Inspiring Older Readers

posted on 10 Dec 2017

Myra Breckinridge by Gore Vidal

I’ve always found Gore Vidal a slightly troublesome character. At his best he’s witty, engaging, intelligent and sharp but he also has an obverse that’s spiteful, patrician, catty and arch. I think I first saw him being interviewed by Clive James and that was a titanic coming together of egos trying to literally outwit each other – but fabulously entertaining.

It’s hardly surprising therefore that Vidal divides opinion when it comes to his writing. I have to confess that I’ve actually read very little and certainly none of his larger historical novels tracing US history and the country’s Presidents. I have read some of his magazine essays which always seemed to me a natural milieu for him because that format provides a platform for him to be polemic and discursive in a way that seemed to genuinely reflect his persona.

When I picked up a 1968 first edition of his novel Myra Breckinridge I thought it might be an opportunity to see how he dealt with an issue like transsexuality which is a topic with some currency today. I was conscious of the fact that back in 1968 this had been a publication that rattled the cages of the religious and moral establishment in America and was often spoken of a ‘cult’ or ‘underground’ classic. But beyond that I had no real idea what to expect.

The plot, for what it’s worth, is baloney. The beautiful Myra Breckinridge turns up at the Academy for Aspiring Young Actors and Actresses run by the uncle of her deceased husband, Myron. She claims her part inheritance of the business and takes on a teaching role – which covertly includes the hidden curriculum issue of female domination. Under this guise she takes sexual revenge on the ‘macho’ ideal of the leading man – an abuse that goes on until it is revealed, following a car accident, that Myra is in fact Myron who has gone through a partial sex change programme. Reverting back to Myron he resolves to settle down with the ex-girlfriend of the ‘stud’ he had abused when he was Myra. There is also a sort of secondary sub-plot that gives Vidal the chance to indulge in some sadomasochistic writing about the activities of a sexually voracious talent-scout. All really rather silly to be honest.

But to judge the book just by the crude outline of the plot would be to miss the point of it almost completely. This must be one of the first books from this period that tries to deal explicitly with the subject of gender fluidity in any really serious way. The adventures of Myra/Myron should really be seen as an adult fable or fairy story that tries in an iconoclastic way to explore the idea of how gender and sexuality are socially constructed. In that respect it is both daring and frank although not, I think, entirely successful. Vidal is also clearly interested in confronting the well-established social attitudes towards sex and notions of ‘perversion’ and the links these have with power and perceptions of masculinity.

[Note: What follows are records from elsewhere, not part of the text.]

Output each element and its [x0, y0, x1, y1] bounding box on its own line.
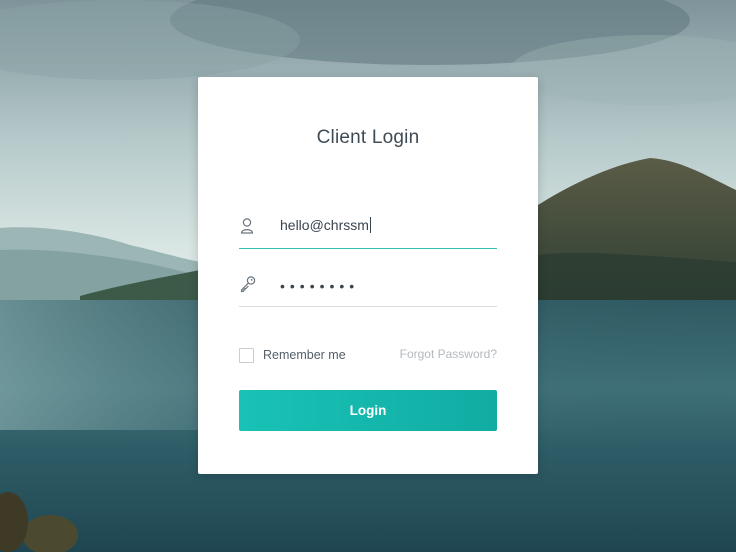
email-input[interactable]: hello@chrssm: [280, 217, 371, 233]
remember-checkbox[interactable]: [239, 347, 254, 363]
login-button[interactable]: Login: [239, 390, 497, 431]
login-title: Client Login: [316, 127, 420, 148]
email-value: hello@chrssm: [280, 217, 369, 233]
text-caret: [369, 217, 371, 233]
password-field[interactable]: ••••••••: [239, 266, 497, 307]
user-icon: [239, 217, 255, 235]
remember-label: Remember me: [263, 348, 346, 362]
login-card: Client Login hello@chrssm •••••••• Remem…: [198, 77, 538, 474]
password-input[interactable]: ••••••••: [280, 278, 359, 294]
forgot-password-link[interactable]: Forgot Password?: [400, 347, 497, 361]
key-icon: [239, 275, 256, 293]
email-field[interactable]: hello@chrssm: [239, 208, 497, 249]
remember-me[interactable]: Remember me: [239, 347, 346, 363]
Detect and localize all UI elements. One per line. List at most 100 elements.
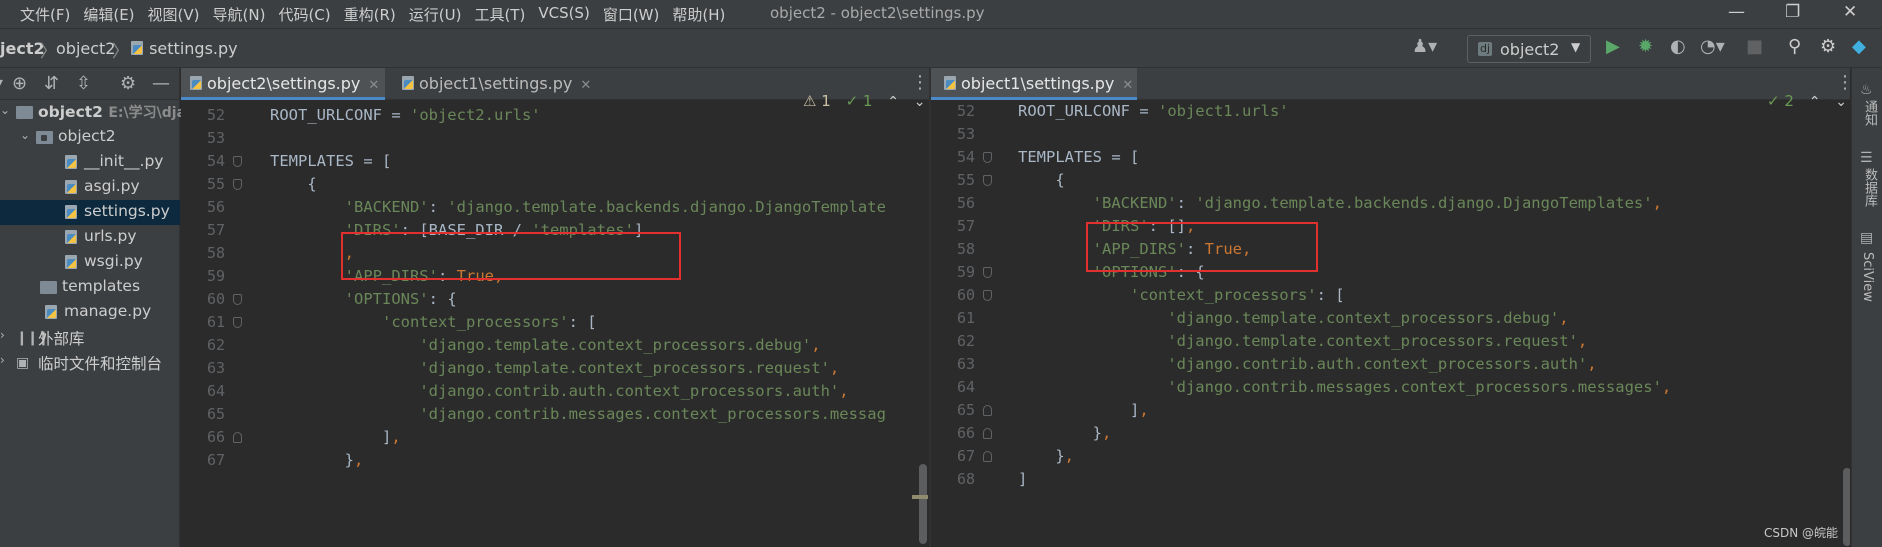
fold-marker-icon[interactable] [233, 179, 242, 190]
menu-item[interactable]: 重构(R) [344, 4, 396, 25]
code-token: , [839, 382, 849, 400]
chevron-down-icon[interactable]: ⌄ [1835, 94, 1847, 110]
tree-item[interactable]: manage.py [0, 300, 180, 325]
menu-item[interactable]: 文件(F) [20, 4, 70, 25]
chevron-down-icon[interactable]: ⌄ [0, 103, 10, 117]
menu-item[interactable]: 代码(C) [278, 4, 330, 25]
locate-file-icon[interactable]: ⊕ [12, 73, 27, 94]
tree-item-label: asgi.py [84, 177, 140, 195]
menu-item[interactable]: 窗口(W) [603, 4, 660, 25]
menu-item[interactable]: 视图(V) [148, 4, 200, 25]
tree-item[interactable]: › ▣ 临时文件和控制台 [0, 350, 180, 375]
tree-item[interactable]: asgi.py [0, 175, 180, 200]
breadcrumb-file[interactable]: settings.py [130, 39, 238, 58]
more-options-icon[interactable]: ⋮ [911, 72, 929, 93]
menu-item[interactable]: VCS(S) [538, 4, 589, 25]
code-token: : [ [1316, 286, 1345, 304]
database-tool-button[interactable]: 数据库 [1860, 168, 1879, 207]
menu-item[interactable]: 工具(T) [474, 4, 525, 25]
folder-icon [36, 131, 53, 144]
editor-right[interactable]: object1\settings.py ✕ ⋮ 52 ROOT_URLCONF = … [931, 68, 1850, 547]
fold-marker-icon[interactable] [233, 432, 242, 443]
tree-item[interactable]: templates [0, 275, 180, 300]
dropdown-icon[interactable]: ▾ [0, 73, 3, 94]
gear-icon[interactable]: ⚙ [120, 73, 136, 94]
collapse-all-icon[interactable]: ⇳ [76, 73, 91, 94]
chevron-up-icon[interactable]: ⌃ [1809, 94, 1821, 110]
search-icon[interactable]: ⚲ [1788, 36, 1801, 58]
vertical-scrollbar[interactable] [919, 464, 927, 544]
coverage-icon[interactable]: ◐ [1670, 36, 1686, 58]
menu-item[interactable]: 帮助(H) [672, 4, 725, 25]
user-icon[interactable]: ♟▾ [1412, 36, 1437, 58]
close-icon[interactable]: ✕ [1122, 78, 1133, 93]
more-options-icon[interactable]: ⋮ [1836, 72, 1850, 93]
code-line[interactable]: }, [270, 447, 364, 474]
tree-item[interactable]: ⌄ object2 E:\学习\dja [0, 100, 186, 125]
vertical-scrollbar[interactable] [1843, 468, 1850, 546]
ok-count: 1 [862, 92, 873, 110]
fold-marker-icon[interactable] [983, 152, 992, 163]
menu-item[interactable]: 运行(U) [409, 4, 462, 25]
chevron-right-icon[interactable]: › [0, 353, 5, 367]
chevron-up-icon[interactable]: ⌃ [887, 94, 899, 110]
menu-item[interactable]: 编辑(E) [83, 4, 134, 25]
tab-object1-settings[interactable]: object1\settings.py ✕ [931, 68, 1137, 100]
tree-item[interactable]: settings.py [0, 200, 180, 225]
code-token: , [1064, 447, 1075, 465]
minimize-icon[interactable]: — [1728, 2, 1745, 22]
fold-marker-icon[interactable] [983, 290, 992, 301]
tree-item[interactable]: wsgi.py [0, 250, 180, 275]
code-line[interactable]: ROOT_URLCONF = 'object2.urls' [270, 102, 541, 129]
tab-object2-settings[interactable]: object2\settings.py ✕ [181, 68, 385, 100]
fold-marker-icon[interactable] [983, 175, 992, 186]
close-window-icon[interactable]: ✕ [1843, 2, 1857, 22]
tree-item[interactable]: urls.py [0, 225, 180, 250]
fold-marker-icon[interactable] [233, 156, 242, 167]
code-token: , [1587, 355, 1597, 373]
fold-marker-icon[interactable] [233, 317, 242, 328]
code-line[interactable]: ] [1018, 466, 1027, 493]
stop-icon[interactable]: ■ [1746, 36, 1763, 58]
tree-item[interactable]: ⌄ object2 [0, 125, 180, 150]
chevron-down-icon[interactable]: ⌄ [20, 128, 30, 142]
tree-item[interactable]: __init__.py [0, 150, 180, 175]
code-token: : { [428, 290, 457, 308]
python-file-icon [64, 155, 78, 170]
chevron-down-icon[interactable]: ⌄ [914, 94, 926, 110]
tree-item-label: manage.py [64, 302, 152, 320]
restore-icon[interactable]: ❐ [1785, 2, 1800, 22]
debug-icon[interactable]: ✹ [1638, 36, 1653, 58]
notifications-tool-button[interactable]: 通知 [1860, 100, 1879, 126]
run-configuration-selector[interactable]: dj object2 ▼ [1467, 35, 1591, 63]
editor-left[interactable]: object2\settings.py ✕ object1\settings.py… [181, 68, 930, 547]
expand-all-icon[interactable]: ⇵ [44, 73, 59, 94]
tree-item[interactable]: › ❙❙❙ 外部库 [0, 325, 180, 350]
fold-marker-icon[interactable] [983, 405, 992, 416]
fold-marker-icon[interactable] [983, 428, 992, 439]
close-icon[interactable]: ✕ [580, 78, 591, 93]
fold-marker-icon[interactable] [983, 267, 992, 278]
fold-marker-icon[interactable] [233, 294, 242, 305]
tab-object1-settings[interactable]: object1\settings.py ✕ [393, 68, 593, 100]
profile-icon[interactable]: ◔▾ [1700, 36, 1725, 58]
inspection-widget[interactable]: ⚠ 1 ✓ 1 ⌃ ⌄ [803, 92, 926, 110]
breadcrumb-package[interactable]: object2 [56, 39, 115, 58]
jetbrains-logo-icon[interactable]: ◆ [1852, 36, 1866, 58]
close-icon[interactable]: ✕ [368, 78, 379, 93]
gear-icon[interactable]: ⚙ [1820, 36, 1836, 58]
chevron-right-icon[interactable]: › [0, 328, 5, 342]
breadcrumb-project[interactable]: ject2 [0, 39, 45, 58]
sciview-tool-button[interactable]: SciView [1860, 252, 1875, 302]
run-icon[interactable]: ▶ [1606, 36, 1620, 58]
inspection-widget[interactable]: ✓ 2 ⌃ ⌄ [1767, 92, 1847, 110]
code-token: 'django.template.backends.django.DjangoT… [1195, 194, 1653, 212]
fold-marker-icon[interactable] [983, 451, 992, 462]
menu-item[interactable]: 导航(N) [213, 4, 266, 25]
python-file-icon [64, 230, 78, 245]
hide-icon[interactable]: — [152, 73, 170, 94]
code-line[interactable]: ROOT_URLCONF = 'object1.urls' [1018, 98, 1289, 125]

All these are, I think, very worthy objectives from an entirely serious author with a genuine satirical purpose.

Where it all goes wrong in my view is that the overall impact is too much like being bludgeoned with a blunt instrument. Parts of the book are really very good indeed but he seems to be unable to sustain those moment because they rest on storyline that provides a very flimsy superstructure. As a result subtlety gives way to shock tactics and you have to wonder just how many buggerings with dildoes and other sado-masochistic fantasies you really want to read about.

I mentioned earlier that Vidal seemed very at home and entirely comfortable with shorter magazine pieces and I think this novel proves that point perfectly. There’s enough here for a pretty good short story but not for a novel of any length and in going for the latter it always feels that Vidal has over-stretched the limits.